Smith v. Kelley

The opinion of the Court was drawn up by

Tenney J.

As between the mortgagor and mortgagee of land the legal estate is in the latter. By the law, as it is settled in this State and Massachusetts, the interest of the mortgagee cannot at law pass to a third person without an assignment in some form in writing under seal. Parsons v. Welles & al. 17 Mass. R. 419; Vose v. Handy, 2 Greenl. 322; Prescott v. Ellingwood, 23 Maine R. 345. Hence no person can be considered as claiming under the mortgagee, unless the claim is by virtue of a deed, notwithstanding the personal contract intended to be secured by the mortgage may be transferred by indorsement, or assignment and delivery.

If a mortgagor, or person claiming under a mortgagor, would lay the foundation for the maintenance of a bill in equity, for the redemption of mortgaged estate, by previous payment or *241tender. Such payment or tender is required to be made to the mortgagee or person claiming under him. Statute, chap. 125, sect. 17.

The plaintiff in the equity suit at bar, upon the tenth day of March, 1846, made a tender of the full amount due upon the mortgage from which he seeks a decree for redemption, to the defendant’s attorney, who had possession of the note, secured by the mortgage, which note was duly assigned, and requested that the note might be given up and the mortgage discharged. At the time of the tender, the defendant had no assignment of the mortgage, and the money tendered was not received in his behalf; and the note was not given up, or the mortgage discharged. This tender was insufficient to entitle him to a decree in his favor.

The tender of payment of the note, made long after its maturity, could not have the effect to discharge the mortgage. After the condition in the mortgage was broken, the mortgagee’s title to the estate was perfect, subject to be defeated only by a process in equity, founded upon payment or tender of payment before foreclosure, as provided in our statute. Maynard v. Hunt, 5 Pick. 240.

In each of the two suits at law, brought upon the two mortgages given by Bragdon to Cook, the demandant claims to be entitled to a conditional judgment. The tenant disclaims any title or interest in the premises described, or possession thereof, excepting five acres, which is covered by his deed from Brag-don, and which is described in his brief statement; by the facts agreed, he has not been in possession of any portion of the residue, or made claim thereto.
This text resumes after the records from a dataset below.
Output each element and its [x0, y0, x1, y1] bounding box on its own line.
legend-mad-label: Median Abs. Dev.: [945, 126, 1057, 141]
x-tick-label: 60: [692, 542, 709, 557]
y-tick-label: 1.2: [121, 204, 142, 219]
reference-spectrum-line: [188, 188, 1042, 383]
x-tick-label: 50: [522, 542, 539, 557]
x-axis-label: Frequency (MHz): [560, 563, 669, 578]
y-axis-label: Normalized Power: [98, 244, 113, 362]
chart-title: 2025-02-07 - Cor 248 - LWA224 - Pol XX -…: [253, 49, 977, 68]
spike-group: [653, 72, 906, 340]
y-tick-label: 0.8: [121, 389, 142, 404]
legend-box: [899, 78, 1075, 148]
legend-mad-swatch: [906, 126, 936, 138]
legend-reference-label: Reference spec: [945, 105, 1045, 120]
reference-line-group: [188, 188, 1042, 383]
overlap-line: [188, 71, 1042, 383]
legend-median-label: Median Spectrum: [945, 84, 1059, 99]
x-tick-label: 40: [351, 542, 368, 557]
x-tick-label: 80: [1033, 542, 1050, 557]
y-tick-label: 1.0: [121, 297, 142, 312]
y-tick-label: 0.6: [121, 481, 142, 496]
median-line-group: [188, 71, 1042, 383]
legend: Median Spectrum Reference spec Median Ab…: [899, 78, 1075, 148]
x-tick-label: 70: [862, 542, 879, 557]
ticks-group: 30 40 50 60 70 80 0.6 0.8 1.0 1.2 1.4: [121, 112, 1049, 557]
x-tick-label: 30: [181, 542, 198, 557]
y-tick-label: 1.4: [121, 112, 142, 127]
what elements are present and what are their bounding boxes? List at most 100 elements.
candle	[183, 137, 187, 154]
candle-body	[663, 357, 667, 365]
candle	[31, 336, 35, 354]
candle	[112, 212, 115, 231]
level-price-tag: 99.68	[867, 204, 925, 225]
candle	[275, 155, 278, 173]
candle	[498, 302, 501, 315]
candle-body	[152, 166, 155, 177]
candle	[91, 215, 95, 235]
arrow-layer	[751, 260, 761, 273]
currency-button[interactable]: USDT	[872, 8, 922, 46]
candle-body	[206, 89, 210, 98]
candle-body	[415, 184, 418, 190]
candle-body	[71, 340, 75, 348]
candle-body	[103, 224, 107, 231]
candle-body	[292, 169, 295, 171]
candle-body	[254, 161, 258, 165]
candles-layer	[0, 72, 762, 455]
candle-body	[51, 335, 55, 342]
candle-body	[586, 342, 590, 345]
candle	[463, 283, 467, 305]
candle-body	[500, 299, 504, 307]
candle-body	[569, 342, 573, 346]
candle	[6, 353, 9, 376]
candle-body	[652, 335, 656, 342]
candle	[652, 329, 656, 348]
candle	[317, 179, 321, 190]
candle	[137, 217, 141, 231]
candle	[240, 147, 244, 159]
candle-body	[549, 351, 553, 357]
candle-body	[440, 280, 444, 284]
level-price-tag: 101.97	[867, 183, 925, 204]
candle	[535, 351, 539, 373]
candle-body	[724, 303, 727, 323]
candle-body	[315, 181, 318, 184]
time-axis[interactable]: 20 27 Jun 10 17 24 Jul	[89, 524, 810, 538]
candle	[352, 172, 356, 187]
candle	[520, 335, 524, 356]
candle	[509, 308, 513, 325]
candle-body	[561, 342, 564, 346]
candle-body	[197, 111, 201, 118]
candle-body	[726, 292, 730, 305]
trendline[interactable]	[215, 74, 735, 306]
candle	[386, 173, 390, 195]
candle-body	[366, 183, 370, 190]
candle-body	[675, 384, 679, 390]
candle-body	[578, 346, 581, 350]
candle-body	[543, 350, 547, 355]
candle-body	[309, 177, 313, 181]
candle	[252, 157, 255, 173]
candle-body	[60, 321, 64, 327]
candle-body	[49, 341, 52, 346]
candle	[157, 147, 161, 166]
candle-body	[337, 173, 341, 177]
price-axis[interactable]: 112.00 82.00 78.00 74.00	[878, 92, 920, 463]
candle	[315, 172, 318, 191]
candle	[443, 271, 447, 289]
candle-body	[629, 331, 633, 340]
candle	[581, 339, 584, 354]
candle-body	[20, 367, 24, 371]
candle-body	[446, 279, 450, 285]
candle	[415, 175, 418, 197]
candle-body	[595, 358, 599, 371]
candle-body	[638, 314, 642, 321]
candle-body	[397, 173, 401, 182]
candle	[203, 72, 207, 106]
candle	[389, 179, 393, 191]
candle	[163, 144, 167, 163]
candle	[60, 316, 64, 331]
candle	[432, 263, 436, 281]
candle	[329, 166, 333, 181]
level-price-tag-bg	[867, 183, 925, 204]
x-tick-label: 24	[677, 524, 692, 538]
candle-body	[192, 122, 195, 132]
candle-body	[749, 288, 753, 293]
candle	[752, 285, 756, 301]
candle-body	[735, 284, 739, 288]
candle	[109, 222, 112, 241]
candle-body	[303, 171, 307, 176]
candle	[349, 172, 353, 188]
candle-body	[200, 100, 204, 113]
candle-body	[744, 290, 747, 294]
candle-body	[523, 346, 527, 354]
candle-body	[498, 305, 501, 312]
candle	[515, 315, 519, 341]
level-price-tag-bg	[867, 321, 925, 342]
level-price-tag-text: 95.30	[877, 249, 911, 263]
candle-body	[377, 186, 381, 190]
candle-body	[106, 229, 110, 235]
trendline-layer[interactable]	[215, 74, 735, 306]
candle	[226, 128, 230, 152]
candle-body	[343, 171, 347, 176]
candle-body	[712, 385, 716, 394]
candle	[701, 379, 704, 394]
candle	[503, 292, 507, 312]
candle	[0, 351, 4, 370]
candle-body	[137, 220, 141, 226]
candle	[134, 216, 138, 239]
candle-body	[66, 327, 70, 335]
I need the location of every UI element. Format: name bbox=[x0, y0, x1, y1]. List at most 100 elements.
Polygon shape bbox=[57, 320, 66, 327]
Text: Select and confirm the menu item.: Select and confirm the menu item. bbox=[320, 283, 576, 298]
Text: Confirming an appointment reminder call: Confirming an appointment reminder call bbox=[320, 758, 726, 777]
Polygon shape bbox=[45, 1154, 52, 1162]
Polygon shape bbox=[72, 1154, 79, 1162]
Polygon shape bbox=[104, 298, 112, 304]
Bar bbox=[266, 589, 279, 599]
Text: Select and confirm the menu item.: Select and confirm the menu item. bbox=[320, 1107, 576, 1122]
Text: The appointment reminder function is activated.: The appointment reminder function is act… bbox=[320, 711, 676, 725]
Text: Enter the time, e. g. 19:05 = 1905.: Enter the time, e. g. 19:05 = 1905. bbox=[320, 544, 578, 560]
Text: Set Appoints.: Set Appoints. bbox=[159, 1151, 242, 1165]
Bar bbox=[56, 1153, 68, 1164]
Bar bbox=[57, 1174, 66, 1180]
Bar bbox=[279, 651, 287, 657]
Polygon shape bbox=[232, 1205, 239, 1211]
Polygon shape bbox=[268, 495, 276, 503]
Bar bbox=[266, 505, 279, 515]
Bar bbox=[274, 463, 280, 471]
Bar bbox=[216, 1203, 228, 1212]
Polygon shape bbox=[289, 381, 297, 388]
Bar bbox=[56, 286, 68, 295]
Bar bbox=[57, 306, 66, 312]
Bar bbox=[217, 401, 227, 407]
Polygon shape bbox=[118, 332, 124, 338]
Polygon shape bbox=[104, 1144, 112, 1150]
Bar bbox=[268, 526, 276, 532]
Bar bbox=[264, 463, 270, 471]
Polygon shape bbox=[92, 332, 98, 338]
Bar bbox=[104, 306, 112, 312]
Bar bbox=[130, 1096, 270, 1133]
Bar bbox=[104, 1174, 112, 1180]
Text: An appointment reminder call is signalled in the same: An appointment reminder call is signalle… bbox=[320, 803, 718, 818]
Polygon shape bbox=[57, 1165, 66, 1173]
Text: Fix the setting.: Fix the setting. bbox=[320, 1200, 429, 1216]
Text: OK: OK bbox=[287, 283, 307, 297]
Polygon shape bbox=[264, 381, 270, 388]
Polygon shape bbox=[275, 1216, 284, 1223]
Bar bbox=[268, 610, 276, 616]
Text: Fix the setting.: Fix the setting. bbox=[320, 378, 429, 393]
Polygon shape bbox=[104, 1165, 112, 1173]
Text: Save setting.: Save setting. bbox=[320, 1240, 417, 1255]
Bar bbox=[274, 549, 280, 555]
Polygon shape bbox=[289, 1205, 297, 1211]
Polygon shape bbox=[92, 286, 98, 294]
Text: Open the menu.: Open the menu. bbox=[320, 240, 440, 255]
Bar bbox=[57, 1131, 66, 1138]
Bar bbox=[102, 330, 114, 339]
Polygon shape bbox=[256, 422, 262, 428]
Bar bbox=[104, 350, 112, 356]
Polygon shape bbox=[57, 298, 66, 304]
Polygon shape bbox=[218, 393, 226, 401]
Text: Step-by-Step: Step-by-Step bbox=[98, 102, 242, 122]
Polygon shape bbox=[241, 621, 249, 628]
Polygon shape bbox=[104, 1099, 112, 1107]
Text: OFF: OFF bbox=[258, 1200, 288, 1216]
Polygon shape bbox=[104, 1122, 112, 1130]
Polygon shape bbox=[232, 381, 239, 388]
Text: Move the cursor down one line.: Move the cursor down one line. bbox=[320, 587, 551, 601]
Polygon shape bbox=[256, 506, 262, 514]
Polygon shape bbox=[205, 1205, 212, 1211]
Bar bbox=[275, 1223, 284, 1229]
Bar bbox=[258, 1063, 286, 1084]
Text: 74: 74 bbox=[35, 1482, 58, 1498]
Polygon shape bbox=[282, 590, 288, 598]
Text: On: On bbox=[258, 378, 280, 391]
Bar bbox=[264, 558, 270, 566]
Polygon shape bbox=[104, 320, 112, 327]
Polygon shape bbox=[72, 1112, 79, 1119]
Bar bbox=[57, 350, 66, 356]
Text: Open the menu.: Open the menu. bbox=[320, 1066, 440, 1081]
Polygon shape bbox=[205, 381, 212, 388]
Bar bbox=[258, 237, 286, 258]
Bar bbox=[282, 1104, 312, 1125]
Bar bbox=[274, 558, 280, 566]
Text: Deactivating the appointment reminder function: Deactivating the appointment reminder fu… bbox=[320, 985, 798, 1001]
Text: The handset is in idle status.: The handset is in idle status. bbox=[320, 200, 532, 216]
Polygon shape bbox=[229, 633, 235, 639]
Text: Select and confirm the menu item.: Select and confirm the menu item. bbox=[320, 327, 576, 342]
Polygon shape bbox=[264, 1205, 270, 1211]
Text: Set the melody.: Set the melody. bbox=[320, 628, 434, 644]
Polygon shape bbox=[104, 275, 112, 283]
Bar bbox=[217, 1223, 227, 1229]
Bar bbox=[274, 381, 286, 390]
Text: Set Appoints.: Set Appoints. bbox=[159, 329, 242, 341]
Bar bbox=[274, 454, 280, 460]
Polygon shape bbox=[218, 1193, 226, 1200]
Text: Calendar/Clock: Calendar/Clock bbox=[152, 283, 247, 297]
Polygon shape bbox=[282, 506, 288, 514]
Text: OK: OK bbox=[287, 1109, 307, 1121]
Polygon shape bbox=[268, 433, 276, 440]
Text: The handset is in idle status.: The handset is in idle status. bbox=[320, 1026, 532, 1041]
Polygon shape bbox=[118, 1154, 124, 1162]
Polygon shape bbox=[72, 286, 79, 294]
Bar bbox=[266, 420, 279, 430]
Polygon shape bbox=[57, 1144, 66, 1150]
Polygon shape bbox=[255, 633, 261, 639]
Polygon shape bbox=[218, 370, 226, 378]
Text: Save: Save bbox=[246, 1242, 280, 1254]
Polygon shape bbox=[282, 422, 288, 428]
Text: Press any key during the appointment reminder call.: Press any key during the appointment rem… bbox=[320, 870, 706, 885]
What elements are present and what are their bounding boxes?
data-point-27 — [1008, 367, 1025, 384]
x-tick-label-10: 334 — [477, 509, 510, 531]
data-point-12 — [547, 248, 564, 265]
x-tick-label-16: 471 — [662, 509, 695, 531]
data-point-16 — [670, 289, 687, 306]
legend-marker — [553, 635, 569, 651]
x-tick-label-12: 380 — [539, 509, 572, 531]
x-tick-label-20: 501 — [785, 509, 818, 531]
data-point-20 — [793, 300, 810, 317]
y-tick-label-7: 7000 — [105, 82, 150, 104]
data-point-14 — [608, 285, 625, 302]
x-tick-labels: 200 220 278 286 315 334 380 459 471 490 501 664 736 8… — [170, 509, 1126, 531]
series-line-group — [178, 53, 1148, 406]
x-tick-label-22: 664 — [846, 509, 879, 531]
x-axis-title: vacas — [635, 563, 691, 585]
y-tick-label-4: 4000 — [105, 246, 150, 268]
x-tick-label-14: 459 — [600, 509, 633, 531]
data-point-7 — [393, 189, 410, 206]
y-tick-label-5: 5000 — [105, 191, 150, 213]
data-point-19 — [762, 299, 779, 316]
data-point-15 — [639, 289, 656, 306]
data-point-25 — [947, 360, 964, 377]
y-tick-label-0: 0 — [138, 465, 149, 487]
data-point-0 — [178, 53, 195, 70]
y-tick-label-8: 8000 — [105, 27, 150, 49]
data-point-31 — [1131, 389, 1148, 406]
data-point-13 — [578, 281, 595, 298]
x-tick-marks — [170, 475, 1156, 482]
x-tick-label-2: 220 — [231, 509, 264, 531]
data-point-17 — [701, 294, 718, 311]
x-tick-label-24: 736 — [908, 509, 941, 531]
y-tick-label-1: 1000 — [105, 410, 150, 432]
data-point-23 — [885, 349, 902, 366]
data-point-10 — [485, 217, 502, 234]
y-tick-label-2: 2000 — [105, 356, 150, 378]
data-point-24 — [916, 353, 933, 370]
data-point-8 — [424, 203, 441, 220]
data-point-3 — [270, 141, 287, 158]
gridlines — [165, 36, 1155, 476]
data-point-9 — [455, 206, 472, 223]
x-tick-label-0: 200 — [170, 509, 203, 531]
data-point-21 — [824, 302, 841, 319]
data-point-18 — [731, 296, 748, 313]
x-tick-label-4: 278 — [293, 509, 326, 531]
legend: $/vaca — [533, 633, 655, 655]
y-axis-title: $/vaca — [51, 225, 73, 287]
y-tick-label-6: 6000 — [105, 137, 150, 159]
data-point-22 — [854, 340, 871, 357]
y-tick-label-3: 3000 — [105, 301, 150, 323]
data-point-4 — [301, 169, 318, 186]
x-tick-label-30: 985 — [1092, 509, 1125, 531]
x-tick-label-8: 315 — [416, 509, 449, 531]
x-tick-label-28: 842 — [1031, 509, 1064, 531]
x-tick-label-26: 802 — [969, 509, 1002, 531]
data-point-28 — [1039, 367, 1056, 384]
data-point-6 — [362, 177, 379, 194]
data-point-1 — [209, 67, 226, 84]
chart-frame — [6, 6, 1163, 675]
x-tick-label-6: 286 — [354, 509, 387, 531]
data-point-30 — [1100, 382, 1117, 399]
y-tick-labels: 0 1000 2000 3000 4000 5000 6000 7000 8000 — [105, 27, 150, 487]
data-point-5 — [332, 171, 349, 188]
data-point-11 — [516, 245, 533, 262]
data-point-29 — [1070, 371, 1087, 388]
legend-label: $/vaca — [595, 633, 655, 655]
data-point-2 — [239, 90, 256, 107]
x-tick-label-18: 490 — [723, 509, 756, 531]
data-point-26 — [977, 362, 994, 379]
The demandant in these suits can have judgment against the tenant, in each, for an undivided half of the premises, as demanded, unless the money due, upon each mortgage, respectively be paid; because the part in the possession of the tenant is liable for all the money due upon the mortgages. Taylor & al. v. Porter, 7 Mass. R. 355.

The commencement and prosecution of the actions upon the two mortgages, is a waiver of the entry to foreclose, made *242by the demandant on the 16th day of September, 1843. Fay v. Valentine, 5 Pick. 418; Doe v. Palmer, 16 East, 53; Goodnight v. Cardwent, 6 T. R. 219. And the action commenced by the demandant in September, 1846, on the ground that there had been a foreclosure of the mortgages, cannot be maintained, being in effect for the same cause of action em-ibraced in the proceedings.

Bill in equity dismissed with costs for defendant. Judgment for the demandant in each of the suits upon the mortgages for seizin of one undivided half of the ■ premises, unless the sum due upon each respectively he paid within two months.

In the other suit, the demandant nonsuit, costs for the tenant.